Gli Stati Uniti fanno politiche fiscali espansive (più deficit) con la disoccupazione già al 4%. La Cina, di fronte al rallentamento del PIL, ha annunciato un ulteriore taglio delle tasse la scorsa notte pari all’1 per cento del PIL (ah, appena dopo l’annuncio del governo cinese la borsa ha registrato un +4%).
Il Giappone se ne frega di avere limiti al disavanzo o al debito pubblico. Tant’è che il suo debito è sopra il 230% del PIL. Poi c’è l’Europa, che preferisce auto-distruggersi e mettere alla gogna un paese che dopo 20 anni di avanzi primari chiede di fare un disavanzo maggiore per lo 0.8% del PIL (dall’1,6 al 2,4%) di fronte a un rallentamento dell’economia, rimanendo peraltro sotto il 3%. E gli altri paesi appoggiano questa linea folle invece di seguire. Se posso dare un consiglio a Conte, Salvini e Di Maio, suggerirei di chiedere più deficit per tutti i paesi euro. Un punto percentuale per tutti.

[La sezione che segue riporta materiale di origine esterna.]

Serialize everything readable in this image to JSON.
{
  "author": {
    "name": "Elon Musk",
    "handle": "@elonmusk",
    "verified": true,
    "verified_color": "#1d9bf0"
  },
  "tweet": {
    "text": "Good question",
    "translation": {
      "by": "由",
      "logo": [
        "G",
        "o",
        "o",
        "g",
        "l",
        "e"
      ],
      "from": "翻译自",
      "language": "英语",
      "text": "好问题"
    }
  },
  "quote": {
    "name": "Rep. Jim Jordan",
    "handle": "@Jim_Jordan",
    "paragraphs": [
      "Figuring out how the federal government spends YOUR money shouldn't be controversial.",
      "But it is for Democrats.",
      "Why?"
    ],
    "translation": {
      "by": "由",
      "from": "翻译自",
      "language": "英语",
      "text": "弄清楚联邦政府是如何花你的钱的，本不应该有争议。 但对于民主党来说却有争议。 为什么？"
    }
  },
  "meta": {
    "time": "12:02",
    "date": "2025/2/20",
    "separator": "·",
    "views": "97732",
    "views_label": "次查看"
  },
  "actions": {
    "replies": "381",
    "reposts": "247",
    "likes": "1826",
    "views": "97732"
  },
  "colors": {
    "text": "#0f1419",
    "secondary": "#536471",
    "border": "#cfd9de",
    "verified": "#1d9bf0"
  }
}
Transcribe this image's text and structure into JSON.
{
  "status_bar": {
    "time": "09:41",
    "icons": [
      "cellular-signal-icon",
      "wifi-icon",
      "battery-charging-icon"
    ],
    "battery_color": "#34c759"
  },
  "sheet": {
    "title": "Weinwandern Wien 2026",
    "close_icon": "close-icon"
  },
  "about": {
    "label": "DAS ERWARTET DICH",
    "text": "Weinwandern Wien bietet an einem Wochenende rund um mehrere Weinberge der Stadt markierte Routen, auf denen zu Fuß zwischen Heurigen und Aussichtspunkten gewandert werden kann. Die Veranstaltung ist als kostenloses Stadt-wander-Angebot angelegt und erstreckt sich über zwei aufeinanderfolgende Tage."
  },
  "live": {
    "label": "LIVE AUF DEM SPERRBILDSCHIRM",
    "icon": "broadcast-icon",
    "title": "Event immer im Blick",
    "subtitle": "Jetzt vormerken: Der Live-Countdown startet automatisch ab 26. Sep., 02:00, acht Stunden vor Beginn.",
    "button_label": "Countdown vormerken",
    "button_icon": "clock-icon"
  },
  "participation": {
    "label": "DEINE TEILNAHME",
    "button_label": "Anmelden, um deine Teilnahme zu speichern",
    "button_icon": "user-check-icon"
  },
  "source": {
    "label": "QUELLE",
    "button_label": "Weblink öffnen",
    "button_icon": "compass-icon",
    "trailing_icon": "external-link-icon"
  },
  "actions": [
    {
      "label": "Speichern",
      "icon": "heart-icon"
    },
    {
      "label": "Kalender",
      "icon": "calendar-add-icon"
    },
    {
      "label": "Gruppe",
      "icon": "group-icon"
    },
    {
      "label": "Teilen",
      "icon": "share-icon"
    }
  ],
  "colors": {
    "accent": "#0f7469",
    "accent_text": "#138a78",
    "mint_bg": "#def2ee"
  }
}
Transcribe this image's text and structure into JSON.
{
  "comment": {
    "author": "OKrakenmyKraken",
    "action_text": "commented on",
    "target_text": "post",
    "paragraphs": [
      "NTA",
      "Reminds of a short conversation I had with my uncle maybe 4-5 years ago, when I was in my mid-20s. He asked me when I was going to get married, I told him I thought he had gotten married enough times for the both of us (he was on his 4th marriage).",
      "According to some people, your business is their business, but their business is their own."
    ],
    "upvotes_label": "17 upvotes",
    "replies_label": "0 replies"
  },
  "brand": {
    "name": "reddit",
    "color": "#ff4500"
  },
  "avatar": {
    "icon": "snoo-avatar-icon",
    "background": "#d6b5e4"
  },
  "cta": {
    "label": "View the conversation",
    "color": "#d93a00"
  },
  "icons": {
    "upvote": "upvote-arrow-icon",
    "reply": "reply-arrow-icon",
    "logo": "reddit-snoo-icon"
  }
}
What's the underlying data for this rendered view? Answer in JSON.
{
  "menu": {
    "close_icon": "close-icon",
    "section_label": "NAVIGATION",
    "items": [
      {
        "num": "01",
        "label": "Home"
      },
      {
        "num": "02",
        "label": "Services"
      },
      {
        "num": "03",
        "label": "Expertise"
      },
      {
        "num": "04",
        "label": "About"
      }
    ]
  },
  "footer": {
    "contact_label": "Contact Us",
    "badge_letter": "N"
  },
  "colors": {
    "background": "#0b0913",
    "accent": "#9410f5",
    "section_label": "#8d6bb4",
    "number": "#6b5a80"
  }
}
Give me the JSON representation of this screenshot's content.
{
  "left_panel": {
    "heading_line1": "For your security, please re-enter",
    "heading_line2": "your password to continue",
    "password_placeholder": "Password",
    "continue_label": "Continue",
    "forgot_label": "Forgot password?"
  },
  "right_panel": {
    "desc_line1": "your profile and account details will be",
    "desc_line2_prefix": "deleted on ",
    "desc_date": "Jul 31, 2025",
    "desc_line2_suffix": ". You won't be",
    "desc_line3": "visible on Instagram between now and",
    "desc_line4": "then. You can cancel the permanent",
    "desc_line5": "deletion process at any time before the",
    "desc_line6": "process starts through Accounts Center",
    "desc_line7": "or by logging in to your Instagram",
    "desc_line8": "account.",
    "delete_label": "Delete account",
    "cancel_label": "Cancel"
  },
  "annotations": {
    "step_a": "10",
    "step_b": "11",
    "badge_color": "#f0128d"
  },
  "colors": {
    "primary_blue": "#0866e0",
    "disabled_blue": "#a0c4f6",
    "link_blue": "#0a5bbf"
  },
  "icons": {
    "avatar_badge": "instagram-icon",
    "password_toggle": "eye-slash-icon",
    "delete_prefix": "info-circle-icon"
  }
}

Fonte: Post di Davide Della Bona Facebook
DISCLAIMER: Non sto sottostimando, sminuendo o ignorando i problemi che derivano dall’avere uno spread e rendimenti sui titoli di stato più elevati dentro il sistema monetario chiamato Euro area. Dove, ricordo: 1) La BCE non garantisce in maniera esplicita il debito pubblico degli Stati aderenti. 2) Un downgrade deciso da agenzie di rating private dei titoli di stato di un paese aderente implica un haircut maggiore applicato ai suddetti titoli nelle operazioni di rifinanziamento della BCE. 3) La garanzia eventuale da parte della BCE è condizionale al rispetto delle regole del Patto di Stabilità, che prescrivono il raggiungimento di un saldo strutturale in pareggio (saldo strutturale = saldo nominale corretto per la componente ciclica, che a sua volta è determinata dall’output gap calcolato dalla Commissione europea secondo un modello basato su tutta una serie di assunti teorici dove si va a stimare il Pil potenziale dei vari paesi aderenti – vedi qui: http://ec.europa.eu/…/publications/e…/2010/pdf/ecp420_en.pdf. A titolo informativo aggiungo che ogni banca d’investimento e ogni istituzione economica che produce una stima del Pil potenziale fornisce un dato diverso l’uno dall’altro, che può variare anche anche di vari punti percentuali di Pil; quindi nel caso dell’Italia anche di 20/30 miliardi di deficit nominale in più consentito oppure no, stando sempre alle regole del Patto di Stabilità. Fra le predette istituzioni e banche d’investimento, la stima della Commissione risulta essere in genere quella meno favorevole a consentire un deficit nominale più ampio)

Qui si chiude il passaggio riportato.